Making friends was so much easier in the school years. Most of them were in your class. Some kids lived nearby. Others had parents who were friends with your family.
Regardless of where you found them, getting acquainted and hanging out on a regular basis was far less complicated. You were yet to develop a fear of rejection, and who exactly you spent your time with didn’t matter as much as it does today. Things are different now. Most grown-ups contend with a friend circle that only keeps shrinking.

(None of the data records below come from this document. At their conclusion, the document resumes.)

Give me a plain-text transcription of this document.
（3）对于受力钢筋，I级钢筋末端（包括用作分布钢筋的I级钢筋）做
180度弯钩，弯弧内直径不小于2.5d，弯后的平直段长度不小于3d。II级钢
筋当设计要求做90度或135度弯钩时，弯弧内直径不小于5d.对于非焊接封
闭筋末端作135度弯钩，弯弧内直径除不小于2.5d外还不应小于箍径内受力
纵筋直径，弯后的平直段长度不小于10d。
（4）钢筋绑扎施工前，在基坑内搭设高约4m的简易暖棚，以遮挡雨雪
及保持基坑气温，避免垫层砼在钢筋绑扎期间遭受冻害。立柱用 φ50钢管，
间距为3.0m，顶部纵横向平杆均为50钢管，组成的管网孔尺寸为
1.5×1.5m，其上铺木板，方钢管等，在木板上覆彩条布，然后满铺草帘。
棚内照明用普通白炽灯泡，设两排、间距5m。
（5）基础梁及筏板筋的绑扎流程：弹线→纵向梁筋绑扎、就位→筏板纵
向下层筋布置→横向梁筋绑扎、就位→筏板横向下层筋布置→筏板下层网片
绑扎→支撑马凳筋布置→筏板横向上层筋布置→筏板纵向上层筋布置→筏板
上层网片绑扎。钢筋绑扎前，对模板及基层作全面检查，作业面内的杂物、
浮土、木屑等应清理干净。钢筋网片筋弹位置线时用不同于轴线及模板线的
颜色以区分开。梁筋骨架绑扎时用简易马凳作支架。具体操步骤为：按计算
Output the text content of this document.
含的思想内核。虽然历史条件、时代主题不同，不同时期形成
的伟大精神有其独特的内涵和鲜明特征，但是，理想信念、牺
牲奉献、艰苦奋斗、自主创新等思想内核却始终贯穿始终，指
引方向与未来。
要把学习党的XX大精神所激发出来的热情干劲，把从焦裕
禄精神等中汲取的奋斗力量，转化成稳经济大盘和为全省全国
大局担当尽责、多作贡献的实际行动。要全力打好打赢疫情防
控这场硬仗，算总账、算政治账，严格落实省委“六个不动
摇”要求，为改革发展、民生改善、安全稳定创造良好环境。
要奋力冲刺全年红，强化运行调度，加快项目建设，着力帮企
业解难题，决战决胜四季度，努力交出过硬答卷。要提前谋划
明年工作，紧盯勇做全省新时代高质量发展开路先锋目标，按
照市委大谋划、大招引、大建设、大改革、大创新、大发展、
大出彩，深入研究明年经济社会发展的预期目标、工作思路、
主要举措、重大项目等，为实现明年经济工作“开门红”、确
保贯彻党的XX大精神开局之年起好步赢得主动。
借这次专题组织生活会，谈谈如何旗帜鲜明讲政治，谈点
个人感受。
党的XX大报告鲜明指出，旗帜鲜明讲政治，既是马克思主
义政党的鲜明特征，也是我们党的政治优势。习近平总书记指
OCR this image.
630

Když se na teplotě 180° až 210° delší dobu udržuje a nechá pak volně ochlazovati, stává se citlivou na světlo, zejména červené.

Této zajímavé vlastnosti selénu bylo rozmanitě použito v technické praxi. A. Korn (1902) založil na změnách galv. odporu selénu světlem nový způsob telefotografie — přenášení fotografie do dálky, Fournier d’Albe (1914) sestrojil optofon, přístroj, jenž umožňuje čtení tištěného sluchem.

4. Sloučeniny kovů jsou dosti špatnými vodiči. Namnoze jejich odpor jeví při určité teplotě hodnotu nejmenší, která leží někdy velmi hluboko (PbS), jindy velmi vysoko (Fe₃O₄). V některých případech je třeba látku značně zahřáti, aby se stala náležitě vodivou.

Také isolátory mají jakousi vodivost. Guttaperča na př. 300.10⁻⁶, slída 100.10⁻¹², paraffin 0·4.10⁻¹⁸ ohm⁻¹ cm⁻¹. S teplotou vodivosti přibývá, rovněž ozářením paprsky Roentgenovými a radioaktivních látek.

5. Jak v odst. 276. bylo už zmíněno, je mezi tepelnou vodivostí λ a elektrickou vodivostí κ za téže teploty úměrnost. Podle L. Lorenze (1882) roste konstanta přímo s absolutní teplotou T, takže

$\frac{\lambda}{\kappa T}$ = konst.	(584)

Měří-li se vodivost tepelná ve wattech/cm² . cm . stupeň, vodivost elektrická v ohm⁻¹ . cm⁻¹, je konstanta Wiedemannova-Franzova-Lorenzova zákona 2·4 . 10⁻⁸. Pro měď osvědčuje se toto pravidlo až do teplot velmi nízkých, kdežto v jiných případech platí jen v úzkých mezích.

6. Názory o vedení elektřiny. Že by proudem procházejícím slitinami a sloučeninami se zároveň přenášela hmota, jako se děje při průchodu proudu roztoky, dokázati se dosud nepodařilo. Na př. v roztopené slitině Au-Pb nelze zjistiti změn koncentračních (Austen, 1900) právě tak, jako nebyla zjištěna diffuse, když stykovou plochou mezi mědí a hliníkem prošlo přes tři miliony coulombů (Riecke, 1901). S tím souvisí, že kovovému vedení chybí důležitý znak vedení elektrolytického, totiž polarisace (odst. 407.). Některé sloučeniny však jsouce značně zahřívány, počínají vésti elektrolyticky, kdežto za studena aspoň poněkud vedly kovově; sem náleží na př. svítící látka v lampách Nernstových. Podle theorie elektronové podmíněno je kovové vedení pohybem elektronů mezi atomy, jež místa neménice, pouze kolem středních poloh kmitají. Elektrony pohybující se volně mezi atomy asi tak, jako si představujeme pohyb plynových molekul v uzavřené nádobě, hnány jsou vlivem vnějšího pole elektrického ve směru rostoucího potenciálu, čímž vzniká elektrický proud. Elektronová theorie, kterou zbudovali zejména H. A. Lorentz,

Career changes, marriage, relocating and having children are just some of the life events that cause adult friendships to dwindle. Maintaining strong relationships with likeminded people is important. Here’s how you can find some.
Set Your Mind to It
Make sure that you’re going into this with a positive mindset. Thinking that you’re never going to meet anyone can become a self-fulfilling prophecy. Perception paints your reality, so avoid dwelling on limiting beliefs like not being fun or interesting enough. Stay open and inviting. You should also remember that your options aren’t limited to one gender.
Create a List
Whether it’s a neighbor, coworker or someone you see on a regular basis, chances are that there’s one or two people who you’d like to know better. Write down the names of everyone you might enjoy hanging out with. From there, consider sending out an invite for coffee. It’s up to you to take the initiative and get the ball rolling.
Use Your Calendar
Life is busy these days. And despite your best efforts, you probably won’t end up doing anything until you schedule it. Decide when you want to ask that guy to join you for lunch or that lady to visit for tea, then arrange a date. Set aside a sufficient amount of time and continue scheduling your initial contacts so that you don’t just keep putting them off.
Know Where to Look
This is one of the biggest challenges, especially if you find yourself in a new location. Start your search on the internet. Social media can help you get in touch with old friends and see whether anyone has moved nearby. You can also make use of an app for meeting new friends who share your interests. Other options include:
- Connecting with people in the workplace
- Joining the local gym or sports league
- Attending meet-ups and local events
- Getting into a book club
- Participating in religious gatherings
- Volunteering at your child’s school
Sure, you might be tired, overworked and overscheduled. But if you receive an invitation for a get-together, try your best to accept it. Social anxiety can add a layer of difficulty here. It’s important to keep the other person’s intentions on top of mind. They probably like you and want to learn more. Giving invites a thumbs up is a great way to open new doors.
Broaden Your Horizons
This is an ideal opportunity to try something new and explore unfamiliar territory. Who knows, you may just discover an interesting hobby or sport that you didn’t expect to enjoy. The broader your outlook, the higher your chances of heading on new and exciting adventures will be. Plus, it increases the likelihood of meeting different kinds of people.
With the myriad of ways that people spend their time today, your options are endless. Join a dance class, take art lessons, try parkour, start cycling… the list goes on. You may not be the only friend-seeker who decided to step out of their comfort zone.
The next steps are clear. It’s simply up to you to put in the effort and get out there. Go for it!